The county’s newest park at the former Meadowbrook Golf and Country Club will have about four miles of trails, a “great lawn” the size of two football fields and exercise equipment geared toward senior citizens, according to a sneak peak of the master plan offered last week by the park’s architect.
The plan is to be considered by the county park and recreation board at its meeting Wednesday. But architect Kelly VanElders of Landworks Studio outlined a few of the park’s features for county commissioners last week.
VanElders said the park planners tried to incorporate the ideas that came from various open houses. One of the most demanded features, he said, was trails. The proposed plan will include about four miles of trails and may eventually be linked to the areawide trail system.
If the plan is approved, Meadowbrook will be one of only six parks in the country to have exercise stations catering to the needs of seniors, VanElders said. The fitness stations will be located in a shaded area in the north half of the development.
The Meadowbrook development for the area bounded by Nall and Roe avenues and 91st and 95th streets recently was approved by the Prairie Village City Council, clearing the way for it to move forward through county government. The public/private development — a partnership between Van Trust Real Estate, the county and Prairie Village — will convert the former golf course into about 45 acres of housing including a senior living facility, luxury single-family homes and a boutique hotel.
The remaining 83 acres will become a swath of green space that the county hopes will be a regional destination. “We truly feel this is a park that is going to benefit everyone in the county,” said Jill Geller, director of the county park and recreation district.
The residential part of the development is bisected by three water retention ponds that will be incorporated into the park, but most of the park area will be across the northern area.
VanElders said a decision has not been reached on what to do with the clubhouse, which will have to be either rebuilt or remodeled to make it handicap-accessible.
Most of what he showed commissioners was planned for the area near the clubhouse.
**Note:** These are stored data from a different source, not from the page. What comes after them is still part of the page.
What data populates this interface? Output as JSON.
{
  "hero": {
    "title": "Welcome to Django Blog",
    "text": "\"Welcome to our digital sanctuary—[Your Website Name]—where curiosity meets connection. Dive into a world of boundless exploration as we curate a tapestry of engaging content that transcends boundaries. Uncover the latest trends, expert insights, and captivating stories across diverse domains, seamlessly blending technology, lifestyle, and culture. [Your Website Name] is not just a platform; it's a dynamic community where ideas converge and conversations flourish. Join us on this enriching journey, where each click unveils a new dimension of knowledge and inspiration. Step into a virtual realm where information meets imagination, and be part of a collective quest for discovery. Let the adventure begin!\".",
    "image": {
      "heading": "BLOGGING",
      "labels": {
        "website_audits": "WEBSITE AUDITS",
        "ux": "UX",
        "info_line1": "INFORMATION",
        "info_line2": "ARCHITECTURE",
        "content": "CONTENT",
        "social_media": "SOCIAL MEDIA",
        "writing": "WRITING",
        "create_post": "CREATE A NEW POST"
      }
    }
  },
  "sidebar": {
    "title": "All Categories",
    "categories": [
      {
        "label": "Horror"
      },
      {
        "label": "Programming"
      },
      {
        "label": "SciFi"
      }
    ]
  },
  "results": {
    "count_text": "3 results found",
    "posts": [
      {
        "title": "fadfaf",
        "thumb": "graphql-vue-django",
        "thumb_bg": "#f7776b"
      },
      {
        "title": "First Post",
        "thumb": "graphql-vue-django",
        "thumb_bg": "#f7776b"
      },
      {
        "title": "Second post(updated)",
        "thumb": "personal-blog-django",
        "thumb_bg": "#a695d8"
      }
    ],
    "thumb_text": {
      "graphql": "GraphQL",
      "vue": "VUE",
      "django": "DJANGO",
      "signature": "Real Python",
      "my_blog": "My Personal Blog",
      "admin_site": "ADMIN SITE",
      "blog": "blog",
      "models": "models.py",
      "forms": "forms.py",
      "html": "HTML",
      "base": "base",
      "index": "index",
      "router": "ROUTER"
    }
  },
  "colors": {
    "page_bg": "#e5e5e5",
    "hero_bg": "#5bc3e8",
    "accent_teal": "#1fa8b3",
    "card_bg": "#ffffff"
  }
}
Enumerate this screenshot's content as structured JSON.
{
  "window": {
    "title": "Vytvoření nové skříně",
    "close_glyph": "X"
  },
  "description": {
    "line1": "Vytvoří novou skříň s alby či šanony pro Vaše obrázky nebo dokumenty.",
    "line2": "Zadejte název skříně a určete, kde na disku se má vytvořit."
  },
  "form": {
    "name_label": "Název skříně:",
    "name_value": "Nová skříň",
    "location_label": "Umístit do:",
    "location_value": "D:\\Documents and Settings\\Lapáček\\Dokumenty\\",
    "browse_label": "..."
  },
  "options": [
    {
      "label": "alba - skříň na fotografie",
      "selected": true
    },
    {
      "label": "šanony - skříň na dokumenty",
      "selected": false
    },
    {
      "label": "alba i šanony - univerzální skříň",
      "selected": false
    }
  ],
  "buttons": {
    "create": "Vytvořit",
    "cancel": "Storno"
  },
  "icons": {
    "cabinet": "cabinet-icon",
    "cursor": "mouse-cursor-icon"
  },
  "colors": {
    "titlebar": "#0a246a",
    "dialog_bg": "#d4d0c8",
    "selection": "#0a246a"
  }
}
An oval “great lawn” on one of the larger fairways could be a good spot for large gatherings, he said. The plan also proposes an “iconic garden” providing the clubhouse area a manicured landscape and sculpture.
The architects also envisioned a play area using some of the existing characteristics of the greens, he said. The 18th fairway, near the clubhouse, may feature a sand bunker filled with rubberized mulch along with other modern playground equipment, for instance. That play area is expected to be one of the most used in the park, VanElders said.
“Gone are the days when we do the old plastic slide,” he said. “What families are demanding are some new challenges,” that put more of the body in motion.
The proposed plan also includes pickleball court and a pavilion comparable to the shelter at Antioch Park, VanElders said.
Several more approvals are needed before construction can begin.
County commissioners also got an update on plans for a rebuilt Tomahawk Creek Wastewater Treatment Facility in Leawood. The commission is working on a plan to build a $280 million treatment plant that would largely replace the existing one at 10101 Lee Blvd.
The existing plant, built in 1955, handles only about 40 percent of the wastewater from its area, with the rest going to Kansas City. But federal regulators have required Kansas City to supplement its existing sewer treatment with large storage tanks to increase capacity during wet weather, and that has driven up the rates the city charges its customers.